La prima ragione è che Emil Gustav Friedrich Martin Niemöller fu un oppositore del regime nazista, la seconda è che prima ne fu un sostenitore, e la terza infine che rimase per otto anni prigioniero in vari campi di concentramento nazisti, tra i quali Sachsenhausen e Dachau.
Martin Niemöller è quindi per certi versi il prototipo dell’uomo medio nel tempo della modernità.
Ha fatto buoni studi, (Martin Niemöller fu teologo e pastore protestante), è alla ricerca continua di conferme del suo “status” e di chi ritiene possa dargliele.
In questa ricerca di un qualche ordine regolato e regolatore, l’uomo moderno è disposto a rinunciare per tempi più o meno brevi alla propria libertà, non opponendosi e/o collaborando all’affermarsi di forme autoritarie del potere.
Così al nostro Martin Niemöller accadde di essere attivista a favore di Hitler, “innocentemente”, in perfetta buona fede, di quella buona fede che anima coloro che alienano parte della propria coscienza in nome di un qualcosa, che di rimozione in rimozione, viene da essi riconosciuto come un interesse superiore.
Che se ci riflettete è in fondo il fattore costitutivo, la base ed il cemento di tutte le ideologie e delle religioni quando diventano anch’esse ideologie.
Ora accade che ad un impenitente sostenitore della “democrazia liberale”, con tutti i limiti ed i difetti che essa si porta dietro, ma nel contempo la forma massima, tra quelle note e sperimentate fino ad ora, di rappresentatività in forma regolata dei singoli individui componenti il corpo sociale di un paese, accade dicevo di pensare che in Europa, ed in Italia, certo in forme assai diverse da quelle conosciute da Martin Niemöller, si stia assistendo senza particolari e significative reazioni all’affermarsi di una qualche forma di autoritarismo a cui la democrazia liberale, ed i diritti di rappresentanza dei più deboli, non possono che dare fastidio.
Tutto qui !
Anzi no, dimenticavo che c’è una quarta ragione che rende importante conoscere Martin Niemöller, ed è che, contrariamente a quanto la stragrande maggioranza di voi ha pensato finora, attribuendola a Bertolt Brecht, Martin Niemöller è (forse) l’autore della notissima poesia “Prima vennero…” che, come è noto, tratta il tema del pericolo dell’apatia di fronte alle strategie di affermazione dei regimi totalitari proprio come accaduto agli intellettuali tedeschi di fronte all’affermarsi del nazismo.
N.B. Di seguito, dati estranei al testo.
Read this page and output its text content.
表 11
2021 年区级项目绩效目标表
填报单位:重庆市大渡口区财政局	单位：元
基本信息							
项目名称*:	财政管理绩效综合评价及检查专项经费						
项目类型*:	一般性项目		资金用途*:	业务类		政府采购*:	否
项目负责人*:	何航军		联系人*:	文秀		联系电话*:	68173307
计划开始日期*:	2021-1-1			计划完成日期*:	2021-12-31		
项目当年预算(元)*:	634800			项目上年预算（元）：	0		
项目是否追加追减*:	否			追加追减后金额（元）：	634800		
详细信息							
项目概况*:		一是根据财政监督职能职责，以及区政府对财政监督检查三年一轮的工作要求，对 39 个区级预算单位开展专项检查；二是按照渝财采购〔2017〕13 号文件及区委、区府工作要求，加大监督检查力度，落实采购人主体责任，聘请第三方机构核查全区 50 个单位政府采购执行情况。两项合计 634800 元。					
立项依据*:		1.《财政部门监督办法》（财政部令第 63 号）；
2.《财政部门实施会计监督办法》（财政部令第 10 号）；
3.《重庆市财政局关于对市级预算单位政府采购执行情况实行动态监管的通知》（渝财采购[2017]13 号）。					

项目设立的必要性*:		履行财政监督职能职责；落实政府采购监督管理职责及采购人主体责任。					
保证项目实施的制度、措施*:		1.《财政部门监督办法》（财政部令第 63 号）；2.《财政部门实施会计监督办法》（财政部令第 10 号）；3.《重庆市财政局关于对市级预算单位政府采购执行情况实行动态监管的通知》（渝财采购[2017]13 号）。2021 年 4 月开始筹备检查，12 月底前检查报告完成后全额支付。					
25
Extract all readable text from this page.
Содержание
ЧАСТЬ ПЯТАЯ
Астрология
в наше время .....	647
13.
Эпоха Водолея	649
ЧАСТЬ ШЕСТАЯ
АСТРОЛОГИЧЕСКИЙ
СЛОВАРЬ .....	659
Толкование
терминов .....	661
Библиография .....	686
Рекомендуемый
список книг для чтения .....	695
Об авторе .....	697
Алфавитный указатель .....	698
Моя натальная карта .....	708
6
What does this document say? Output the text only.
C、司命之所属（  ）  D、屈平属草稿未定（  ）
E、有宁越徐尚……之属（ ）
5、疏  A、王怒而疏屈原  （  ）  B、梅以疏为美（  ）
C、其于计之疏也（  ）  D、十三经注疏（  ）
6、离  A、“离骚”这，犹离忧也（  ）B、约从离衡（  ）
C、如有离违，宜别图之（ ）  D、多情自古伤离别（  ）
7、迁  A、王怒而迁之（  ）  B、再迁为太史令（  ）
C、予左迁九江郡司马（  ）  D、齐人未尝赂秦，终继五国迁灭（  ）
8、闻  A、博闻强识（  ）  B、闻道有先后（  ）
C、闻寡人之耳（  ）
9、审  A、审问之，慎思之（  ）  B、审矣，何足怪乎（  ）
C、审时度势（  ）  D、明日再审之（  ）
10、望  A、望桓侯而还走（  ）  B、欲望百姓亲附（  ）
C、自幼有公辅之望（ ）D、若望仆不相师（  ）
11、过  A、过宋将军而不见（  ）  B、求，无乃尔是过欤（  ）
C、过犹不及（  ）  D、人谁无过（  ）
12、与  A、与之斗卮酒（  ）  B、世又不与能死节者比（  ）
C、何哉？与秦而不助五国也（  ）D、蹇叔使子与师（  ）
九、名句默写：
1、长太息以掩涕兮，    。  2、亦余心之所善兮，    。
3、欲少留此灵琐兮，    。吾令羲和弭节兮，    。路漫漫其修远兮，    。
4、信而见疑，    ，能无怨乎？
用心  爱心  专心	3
Il “forse” sull’attribuzione della poesia nasce dal fatto che essendo controverse le parole precise, nel 1971 fu chiesta a Martin Niemöller la corretta versione da riportare, Niemöller disse nell’occasione che non era molto sicuro di aver detto le famose parole.
Nella stessa intervista aggiunse che se la gente insisteva nel citarlo quale autore, lui avrebbe preferito la versione che parla di comunisti, socialdemocratici, sindacalisti, me.
Così il testo della poesia rimase controverso e ancora oggi esistono molte varianti, che si differenziano sia per le persone citate (comunisti, socialisti, ebrei, cattolici, testimoni di Geova, malati incurabili etc), sia per l’ordine in cui sono citate.
In Italia negli anni recenti ha trovato molta diffusione, forse perchè considerata maggiormente “politically correct”, la versione che che inizia con: “Prima vennero a prendere gli zingari…”.
In America, altro esempio di “politically correct” in altra epoca è stata la versione iscritta nel Monumento all’Olocausto, nella quale si parla di comunisti, ebrei, sindacalisti, cattolici.
Nella maggior parte dei manifesti e poster in lingua inglese diffusi ancora oggi si parla di socialisti, sindacalisti, ebrei, me.
La poesia naturalmente non poteva non influenzare la produzione di testi per canzoni, così sono nate, per citarne alcune: “Yellow Triangle” del cantante folk Christy Moore, “Emigre” degli Anti-Flag, che vi propongo in questo video.
La canzone, registrata nell’album For Blood and Empire ha come prima strofa:
“First they came for the communists, and I did not speak out
Then they came for the socialists, and I did not speak out
Next they came for the trade unionists, and I did not speak out
And then they came for me!“
Ecco, sarò fissato, ma a me questo insistere sull’abolizione dell’articolo 18, mi fa venire in mente quel “Next they came for the trade unionists“, ma contrariamente alla canzone, “I have spoken”, per quel poco che può valere.